Developing a highly available Exchange environment on premises involves load balancers, database availability groups, switchovers, failovers and the like. Organizations that move to Exchange Online leave that work in Microsoft’s hands, but you will have new tools and new strategies to use if an Office 365 outage occurs or a critical Azure cloud service breaks to make downtime less of an issue.

How to avoid surprises with Azure identity and authentication

Monitoring your tenant and supporting services won’t prevent a service problem, but it will help you to respond proactively when one occurs and let your users know about the problem before they start alerting you.

The specifics of what to monitor depends on your environment and the services you consume, but it’s always a good idea keep an eye on your identity and authentication infrastructure. How are my domain controllers performing? Is Azure AD Connect synchronization successful? These are the types of questions Azure AD Connect Health can answer. Azure AD Connect Health is included with the Azure Active Directory premium tiers as a component of Azure AD Connect. It monitors the key parts of your identity infrastructure: Azure AD Connect synchronization, Active Directory Domain Services (AD DS) and Active Directory Federation Services (AD FS)

You use agents with Azure AD Connect Health, so you only configure it for the services you want to monitor. For example, if you don’t use AD FS, then there is no need to install and configure that agent.

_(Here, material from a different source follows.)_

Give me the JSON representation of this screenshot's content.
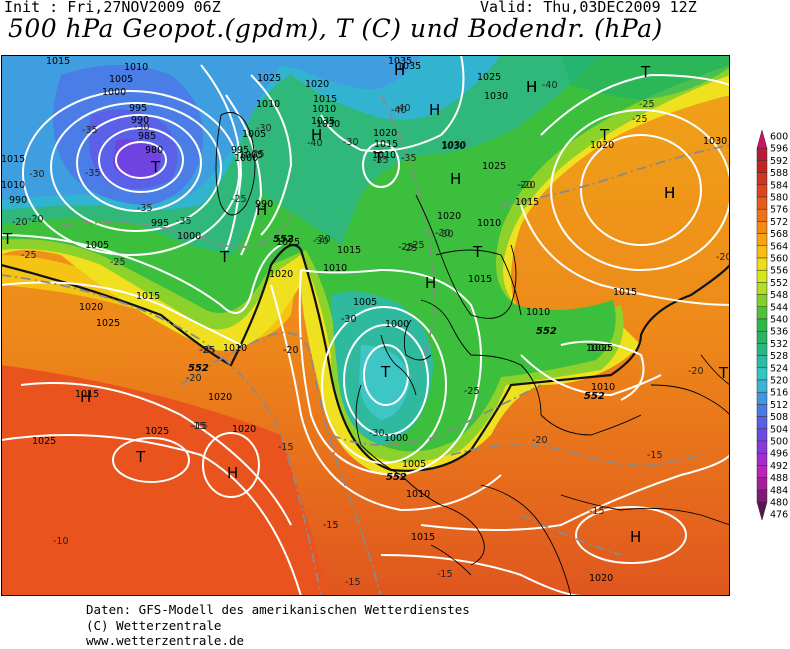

Check the status of your Office 365 services

In addition to monitoring your identity and authentication infrastructure, it is essential to keep an eye on the Office 365 service health page in the Microsoft 365 admin center.

Office 365 is a massive service with thousands of servers, so it stands to reason that there will always be an incident or service advisory. Some have a wider-reaching effects than others, but it’s a good idea to monitor the service health daily to understand which affect your tenant and users. You can access the service health dashboard from the Health node in the Microsoft 365 admin center.

There are a plethora of third-party monitoring tools that provide in-depth monitoring and reporting of your environment and the Office 365 services you consume. Some include additional monitoring features and will alert you if things like user experience become suboptimal.

If you use System Center and prefer to monitor your Office 365 tenant in one application, then you can download a management pack from Microsoft that adds a monitoring dashboard.

In case of emergency, break glass

If you follow Microsoft’s security recommendations, then all the administrators in your Office 365 tenant should be using MFA to access the Microsoft 365 admin center. But what if you didn’t have any workarounds when the Azure MFA outages hit? You would have lost access to the admin center, unable to see the service health dashboard or perform any other administrative tasks in the tenant.

To get administrative access to your environment during an Azure MFA outage, then you can create an emergency access account, also called a break glass account, to gain administrative access to the tenant when the needed.

What is an emergency access account? As the name indicates, it’s a global administrator account in the tenant for use only when absolutely necessary. There are some basic rules of thumb when creating a break glass account:

  • The password should be long, complex and randomly generated.
  • The password should not have an expiration date.
  • The password should not be known by anyone. Ideally, it will be printed and stored in a safe place that has controlled access.
  • The account should be cloud-only so it is not affected by federation service outages and uses the default tenant – .onmicrosoft.com – domain.
  • The account should not have MFA enabled and should be excluded from conditional access policies.
  • The account should be easily identifiable by other administrators in the tenant, so it doesn’t have its permissions taken away or isn’t inadvertently removed. An easy way to do this is to use the Job Title field for a description.

It’s also important to have a well-documented process to use the break glass account. It doesn’t help if just one person with access to the account password is away on vacation when you need to use the account. It is also a good idea to periodically reset the account password and confirm that it still has all the required permissions and policy exclusions in place.